Hacker News new | ask | show | jobs
by red_admiral 878 days ago
There's "natural" hazards and human-induced ones. One paragraph of the article mentions parents in a poor neighbourhood not letting their kids play outside due to "discarded needles, homeless people sleeping in parks, and proximity to the sex trade and drug users". If that's the kind of world outside your apartment block, it might be a reasonable choice to stay indoors. If it's a woodland where kids might slip and fall of a log they're balancing on, that's a different matter.

The use of "risk" here is not the one I'm used to; the way pretty much everyone in risk management uses it is the product of likelihood and severity. I understand that they need different words for "hazard a child can deal with" and "hazard a child can't deal with", but the work "risk" is already taken.

2 comments

> One paragraph of the article mentions parents in a poor neighbourhood not letting their kids play outside due to "discarded needles, homeless people sleeping in parks, and proximity to the sex trade and drug users".

I lived in a very nice neighborhood in a large East Coast US city, and all but the "sex trade" where things my child was exposed to daily. Hiding my child from them or not letting him walk to school with a friend because of them didn't feel particularly useful, so learning how to navigate that environment was the approach we took.

How is proximity to homeless people sleeping in parks and sex workers a problem for kids?
> How is proximity to homeless people sleeping in parks and sex workers a problem for kids?

Is there a name for this type of question, which is framed in such an ingenuous way that almost any reasonable answer to it will make that person seem like an intolerant and uptight monster who doesn't tolerate their small kids playing around sex-workers giving a punter a handjob in the bushes?

Following Hanlon's razor, it's probably just a genuine lack of imagination. Grand parent poster might have only lived in areas where homeless people and sex workers were quiet and nonthreatening, so they can't imagine an area where violent incidents involving these populations are frequent. Obviously context matters and any argument without concrete examples is futile.
Yeah, this. Where I live, sex workers don't give handjobs out in the public (as far as I am aware). And homeless people are often friendly and helpful to kids.
Where is this mythical place? You replied to a comment with "discarded needles, homeless people sleeping in parks, and proximity to the sex trade and drug users"

This presumes that this is all happening out on the streets, not in some specialized area where sex workers are in the privacy of their home/business.

I challenge any sane place that allows homeless to sleep in kids parks as a safe place to live.

I haven't lived _everywhere_, but I can personally attest that is definitely not true in SF, Chicago, Pittsburgh, Philly, NYC, Seattle, or Raleigh.

I have never lived in a city where the argument you're attempting could be made in good faith.

> ...And homeless people are often friendly and helpful to kids.

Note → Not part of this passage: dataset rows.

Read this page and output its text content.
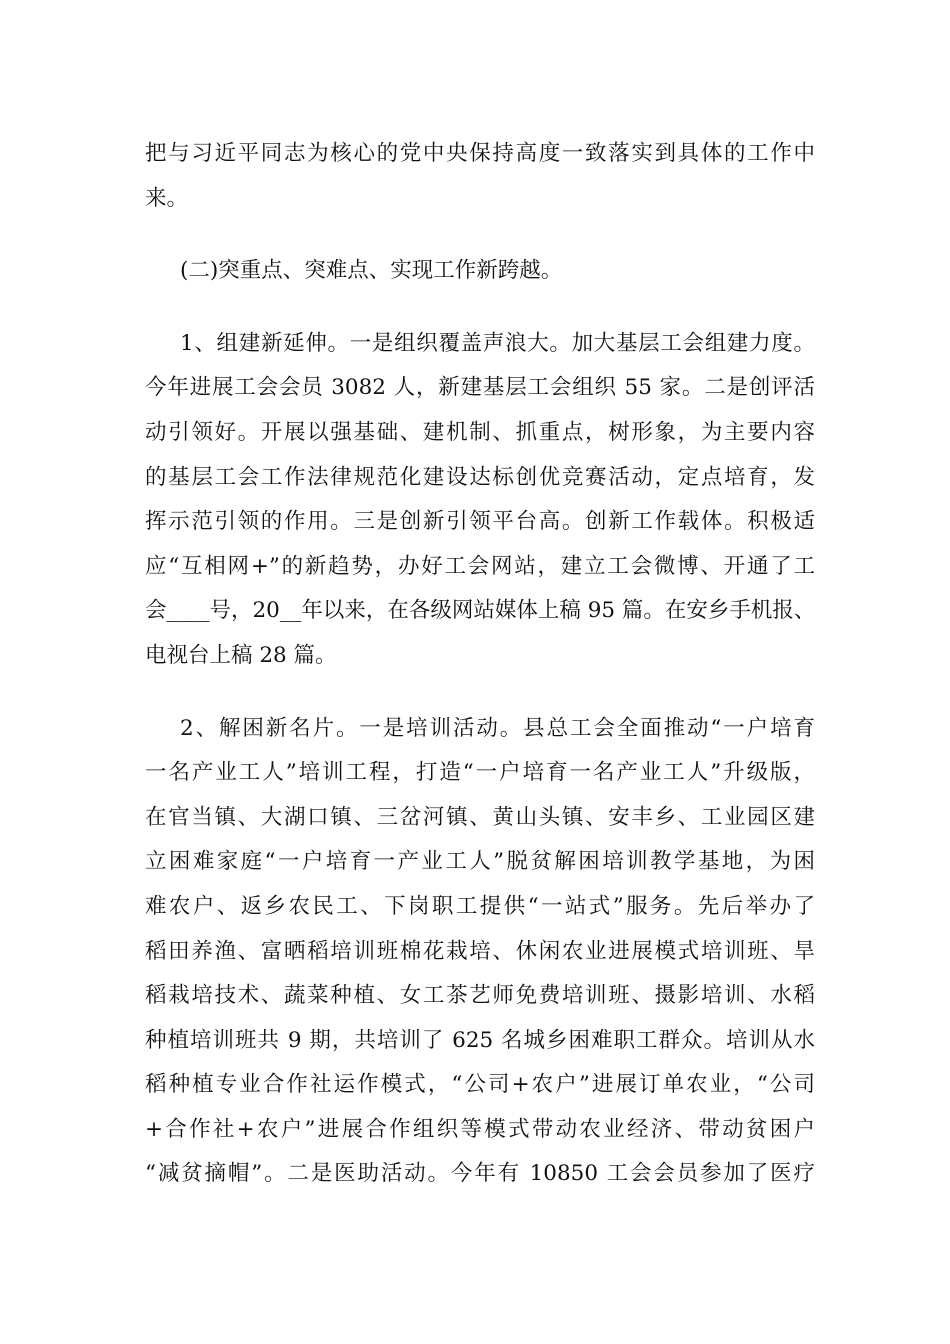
把与习近平同志为核心的党中央保持高度一致落实到具体的工作中
来。
(二)突重点、突难点、实现工作新跨越。
1、组建新延伸。一是组织覆盖声浪大。加大基层工会组建力度。
今年进展工会会员 3082 人，新建基层工会组织 55 家。二是创评活
动引领好。开展以强基础、建机制、抓重点，树形象，为主要内容
的基层工会工作法律规范化建设达标创优竞赛活动，定点培育，发
挥示范引领的作用。三是创新引领平台高。创新工作载体。积极适
应“互相网+”的新趋势，办好工会网站，建立工会微博、开通了工
会____号，20__年以来，在各级网站媒体上稿 95 篇。在安乡手机报、
电视台上稿 28 篇。
2、解困新名片。一是培训活动。县总工会全面推动“一户培育
一名产业工人”培训工程，打造“一户培育一名产业工人”升级版，
在官当镇、大湖口镇、三岔河镇、黄山头镇、安丰乡、工业园区建
立困难家庭“一户培育一产业工人”脱贫解困培训教学基地，为困
难农户、返乡农民工、下岗职工提供“一站式”服务。先后举办了
稻田养渔、富晒稻培训班棉花栽培、休闲农业进展模式培训班、旱
稻栽培技术、蔬菜种植、女工茶艺师免费培训班、摄影培训、水稻
种植培训班共 9 期，共培训了 625 名城乡困难职工群众。培训从水
稻种植专业合作社运作模式，“公司+农户”进展订单农业，“公司
+合作社+农户”进展合作组织等模式带动农业经济、带动贫困户
“减贫摘帽”。二是医助活动。今年有 10850 工会会员参加了医疗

OK now I get it. Virtue signalling.

LOL. Great novelty account. Fine trolling.
You could have checked the age of my account. Lazy accusation... Why would homeless people not be friendly to kids? They have nothing to fear from them and they can not really use them to extract something they want. Homeless people are humans too who like to feel joy. Kids can bring joy. So I have genuinely seen multiple homeless people being nice to kids.

Maybe we have a different environment imagined. I was talking about rather rich central Europe, where you never really see more than 5 homeless people at once. Sex workers on the street are limited to certain areas and times of day. Outside these times they can only meet customers inside. So kids living in areas nearby are normally not influenced by sex work.

Sorry if you feel trolled, but it seems I couldn't imagine what a shithole you guys seem to be living in.

>>Is there a name for this type of question,

Yes, it is called trolling - please don't feed the trolls.

I don't think it's mere proximity, but any unsupervised interaction with untrusted adults is a problem for children.

A child playing football could readily disturb a sleeping homeless person or upset the commerce between sex workers & their clients.

Neither interaction would be pleasant for a child - and both could easily become unsafe.